What Is The Cheaper Alternative To A Statutory Will?
By now, you’re probably thinking that there must be a more cost-effective alternative to a statutory will. After all, how are families with less extravagant estates supposed to cope under these circumstances?
There is an answer, an alternative. And it is much cheaper than a statutory will. But whether it is quicker will depend on the precise circumstances of the individual concerned.
Here is the alternative: you wait for the individual concerned to die (because statutory wills are for the living).
Shortly after the person dies, the executors and all effected persons can make a Deed of Variation to their existing will if they are in agreement. This is much cheaper and quicker than applying for a statutory will.
Deeds of Variation
A deed of variation, also known as a deed of family arrangement, allows beneficiaries under a will or intestacy to redirect or alter the distribution of assets after someone has died.

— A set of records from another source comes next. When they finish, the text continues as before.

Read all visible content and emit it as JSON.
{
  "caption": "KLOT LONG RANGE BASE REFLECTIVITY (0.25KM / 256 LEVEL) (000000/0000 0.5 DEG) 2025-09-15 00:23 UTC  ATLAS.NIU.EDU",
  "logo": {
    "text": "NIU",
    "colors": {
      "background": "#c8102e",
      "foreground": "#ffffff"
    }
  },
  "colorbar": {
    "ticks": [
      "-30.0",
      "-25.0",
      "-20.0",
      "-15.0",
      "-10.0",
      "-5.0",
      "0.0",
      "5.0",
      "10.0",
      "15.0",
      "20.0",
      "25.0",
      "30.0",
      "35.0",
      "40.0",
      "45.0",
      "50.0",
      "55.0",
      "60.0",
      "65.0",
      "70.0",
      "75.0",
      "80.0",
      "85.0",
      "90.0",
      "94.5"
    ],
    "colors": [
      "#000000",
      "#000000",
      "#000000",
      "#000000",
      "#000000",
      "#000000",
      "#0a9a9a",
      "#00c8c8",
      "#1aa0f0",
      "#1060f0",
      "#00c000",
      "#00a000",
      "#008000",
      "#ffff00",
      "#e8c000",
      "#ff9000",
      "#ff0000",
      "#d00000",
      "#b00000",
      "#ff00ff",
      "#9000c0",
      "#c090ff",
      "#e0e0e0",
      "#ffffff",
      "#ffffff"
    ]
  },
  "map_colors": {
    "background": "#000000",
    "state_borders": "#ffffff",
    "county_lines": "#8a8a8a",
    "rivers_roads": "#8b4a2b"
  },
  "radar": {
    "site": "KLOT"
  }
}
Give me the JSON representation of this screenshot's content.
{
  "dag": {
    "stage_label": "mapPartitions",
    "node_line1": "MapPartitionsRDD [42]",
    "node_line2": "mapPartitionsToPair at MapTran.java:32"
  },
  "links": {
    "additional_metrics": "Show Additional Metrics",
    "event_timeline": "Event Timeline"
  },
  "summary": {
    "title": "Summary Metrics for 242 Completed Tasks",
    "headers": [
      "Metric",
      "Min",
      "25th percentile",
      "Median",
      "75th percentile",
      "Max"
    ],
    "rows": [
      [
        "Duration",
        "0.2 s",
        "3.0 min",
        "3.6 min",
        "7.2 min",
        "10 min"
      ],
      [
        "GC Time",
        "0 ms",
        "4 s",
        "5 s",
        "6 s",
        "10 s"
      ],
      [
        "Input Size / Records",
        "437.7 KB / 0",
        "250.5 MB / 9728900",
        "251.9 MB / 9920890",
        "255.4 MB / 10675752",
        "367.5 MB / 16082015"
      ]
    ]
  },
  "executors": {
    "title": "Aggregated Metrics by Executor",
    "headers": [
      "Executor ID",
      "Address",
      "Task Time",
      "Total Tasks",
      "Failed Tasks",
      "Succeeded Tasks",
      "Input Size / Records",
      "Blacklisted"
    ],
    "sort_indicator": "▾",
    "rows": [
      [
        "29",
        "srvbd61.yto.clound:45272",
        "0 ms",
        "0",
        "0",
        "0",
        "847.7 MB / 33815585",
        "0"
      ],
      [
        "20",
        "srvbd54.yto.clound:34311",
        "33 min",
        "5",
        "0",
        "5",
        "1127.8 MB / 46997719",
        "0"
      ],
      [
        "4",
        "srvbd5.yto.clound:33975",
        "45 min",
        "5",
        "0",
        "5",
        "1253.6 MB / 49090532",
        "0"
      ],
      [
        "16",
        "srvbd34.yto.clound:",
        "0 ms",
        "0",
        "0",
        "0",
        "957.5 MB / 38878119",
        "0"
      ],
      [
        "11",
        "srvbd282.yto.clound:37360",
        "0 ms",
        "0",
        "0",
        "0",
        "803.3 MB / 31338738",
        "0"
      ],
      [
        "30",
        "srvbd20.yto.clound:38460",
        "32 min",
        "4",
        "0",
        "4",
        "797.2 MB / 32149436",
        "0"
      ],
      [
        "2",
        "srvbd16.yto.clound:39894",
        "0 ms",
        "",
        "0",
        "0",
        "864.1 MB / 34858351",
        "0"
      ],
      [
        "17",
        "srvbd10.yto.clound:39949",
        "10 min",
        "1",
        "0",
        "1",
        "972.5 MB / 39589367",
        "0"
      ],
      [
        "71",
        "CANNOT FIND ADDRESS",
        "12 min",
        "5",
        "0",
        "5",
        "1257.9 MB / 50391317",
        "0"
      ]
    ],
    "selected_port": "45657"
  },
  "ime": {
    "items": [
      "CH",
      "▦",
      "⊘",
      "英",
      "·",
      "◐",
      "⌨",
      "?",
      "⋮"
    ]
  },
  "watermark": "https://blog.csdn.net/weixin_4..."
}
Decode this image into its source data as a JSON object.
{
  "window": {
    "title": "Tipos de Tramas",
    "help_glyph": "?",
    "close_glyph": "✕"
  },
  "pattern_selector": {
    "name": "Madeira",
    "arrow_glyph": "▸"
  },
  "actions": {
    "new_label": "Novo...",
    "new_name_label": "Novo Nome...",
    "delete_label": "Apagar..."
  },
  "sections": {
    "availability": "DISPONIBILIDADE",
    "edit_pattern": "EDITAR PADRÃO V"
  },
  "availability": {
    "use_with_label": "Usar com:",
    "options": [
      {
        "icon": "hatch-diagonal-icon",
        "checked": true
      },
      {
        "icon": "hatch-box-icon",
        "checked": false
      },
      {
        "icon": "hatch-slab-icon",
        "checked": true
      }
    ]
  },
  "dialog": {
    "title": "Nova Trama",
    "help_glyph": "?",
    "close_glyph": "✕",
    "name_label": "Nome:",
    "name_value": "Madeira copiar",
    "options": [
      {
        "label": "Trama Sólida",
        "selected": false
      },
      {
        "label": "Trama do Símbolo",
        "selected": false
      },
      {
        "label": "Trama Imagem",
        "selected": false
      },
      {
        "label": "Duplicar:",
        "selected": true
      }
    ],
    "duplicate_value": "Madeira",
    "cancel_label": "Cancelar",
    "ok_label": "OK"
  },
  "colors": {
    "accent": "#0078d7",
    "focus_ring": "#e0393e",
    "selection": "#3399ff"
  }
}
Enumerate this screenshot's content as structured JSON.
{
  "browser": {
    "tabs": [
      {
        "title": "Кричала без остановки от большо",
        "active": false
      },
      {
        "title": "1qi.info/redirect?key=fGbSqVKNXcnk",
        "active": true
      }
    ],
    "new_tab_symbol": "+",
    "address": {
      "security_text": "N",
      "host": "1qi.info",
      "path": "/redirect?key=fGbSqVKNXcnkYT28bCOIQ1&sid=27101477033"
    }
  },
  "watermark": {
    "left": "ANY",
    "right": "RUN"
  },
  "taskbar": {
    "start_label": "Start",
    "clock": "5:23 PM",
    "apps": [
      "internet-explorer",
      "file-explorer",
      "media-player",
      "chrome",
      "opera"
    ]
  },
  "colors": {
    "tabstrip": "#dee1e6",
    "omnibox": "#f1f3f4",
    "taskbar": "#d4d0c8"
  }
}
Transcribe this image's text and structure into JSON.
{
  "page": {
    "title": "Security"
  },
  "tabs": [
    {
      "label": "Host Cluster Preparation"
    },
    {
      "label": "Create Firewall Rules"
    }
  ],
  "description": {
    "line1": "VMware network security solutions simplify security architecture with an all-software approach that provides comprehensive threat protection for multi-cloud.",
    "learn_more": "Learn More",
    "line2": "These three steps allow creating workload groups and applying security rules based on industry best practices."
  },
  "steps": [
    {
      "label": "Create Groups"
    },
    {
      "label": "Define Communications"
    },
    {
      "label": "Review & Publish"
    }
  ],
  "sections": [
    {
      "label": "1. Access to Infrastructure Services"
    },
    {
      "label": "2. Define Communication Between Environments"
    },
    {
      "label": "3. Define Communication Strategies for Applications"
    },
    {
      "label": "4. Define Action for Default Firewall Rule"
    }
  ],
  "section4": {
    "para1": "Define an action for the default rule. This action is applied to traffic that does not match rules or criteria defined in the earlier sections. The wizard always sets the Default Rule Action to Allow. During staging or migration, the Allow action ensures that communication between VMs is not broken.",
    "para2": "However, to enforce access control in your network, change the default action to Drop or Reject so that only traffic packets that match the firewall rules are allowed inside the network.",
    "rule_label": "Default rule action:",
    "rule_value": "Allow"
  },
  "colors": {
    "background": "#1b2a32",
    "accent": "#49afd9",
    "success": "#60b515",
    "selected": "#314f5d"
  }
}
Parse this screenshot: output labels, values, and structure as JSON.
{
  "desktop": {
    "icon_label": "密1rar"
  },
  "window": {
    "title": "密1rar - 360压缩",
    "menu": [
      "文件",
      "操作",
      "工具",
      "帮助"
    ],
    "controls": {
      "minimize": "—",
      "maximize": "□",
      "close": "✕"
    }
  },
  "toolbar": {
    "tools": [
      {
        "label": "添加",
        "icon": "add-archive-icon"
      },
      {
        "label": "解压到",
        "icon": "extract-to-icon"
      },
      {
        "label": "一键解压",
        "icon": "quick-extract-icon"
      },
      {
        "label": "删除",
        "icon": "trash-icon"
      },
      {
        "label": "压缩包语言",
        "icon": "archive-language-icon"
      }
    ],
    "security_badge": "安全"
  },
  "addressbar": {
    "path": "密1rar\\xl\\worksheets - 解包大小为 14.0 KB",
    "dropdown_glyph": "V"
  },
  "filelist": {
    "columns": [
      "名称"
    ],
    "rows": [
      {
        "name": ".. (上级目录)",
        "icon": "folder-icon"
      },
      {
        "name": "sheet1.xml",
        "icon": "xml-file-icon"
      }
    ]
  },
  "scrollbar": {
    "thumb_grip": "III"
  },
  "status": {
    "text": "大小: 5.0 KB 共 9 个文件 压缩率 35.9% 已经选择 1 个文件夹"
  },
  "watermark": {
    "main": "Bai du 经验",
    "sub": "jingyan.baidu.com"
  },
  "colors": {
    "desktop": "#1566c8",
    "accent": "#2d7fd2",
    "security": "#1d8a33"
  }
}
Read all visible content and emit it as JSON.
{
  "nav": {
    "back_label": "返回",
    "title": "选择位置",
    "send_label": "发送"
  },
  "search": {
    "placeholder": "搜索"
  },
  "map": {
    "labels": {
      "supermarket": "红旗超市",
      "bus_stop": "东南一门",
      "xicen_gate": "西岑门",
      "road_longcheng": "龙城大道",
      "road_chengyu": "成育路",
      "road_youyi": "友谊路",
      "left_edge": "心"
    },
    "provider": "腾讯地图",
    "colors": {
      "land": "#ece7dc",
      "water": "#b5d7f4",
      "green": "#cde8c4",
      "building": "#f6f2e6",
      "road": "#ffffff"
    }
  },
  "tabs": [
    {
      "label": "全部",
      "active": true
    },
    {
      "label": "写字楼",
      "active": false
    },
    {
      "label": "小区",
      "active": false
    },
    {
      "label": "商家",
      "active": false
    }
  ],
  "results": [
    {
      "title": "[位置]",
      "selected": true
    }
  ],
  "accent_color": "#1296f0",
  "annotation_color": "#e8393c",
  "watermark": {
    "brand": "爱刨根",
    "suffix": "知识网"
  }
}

The approval of a deed of variation typically requires the consent of all parties affected by the variation, including the beneficiaries who would be affected by the changes.
While the approval of a deed of variation does not require specific authorisation from a court, it needs to be signed within two years of the date of death for it to be effective for Inheritance Tax and Capital Gains Tax purposes.
Additionally, if the variation involves minor or unborn beneficiaries, the approval of the court may be required to safeguard their interests. This is particularly relevant if the variation affects their entitlement or inheritance rights.
Ultimately, getting agreement is crucial – there is always the possibility that an attempt to alter a will could trigger an inheritance dispute.
And remember, once an individual has died, any chance of applying for a statutory will dies with them.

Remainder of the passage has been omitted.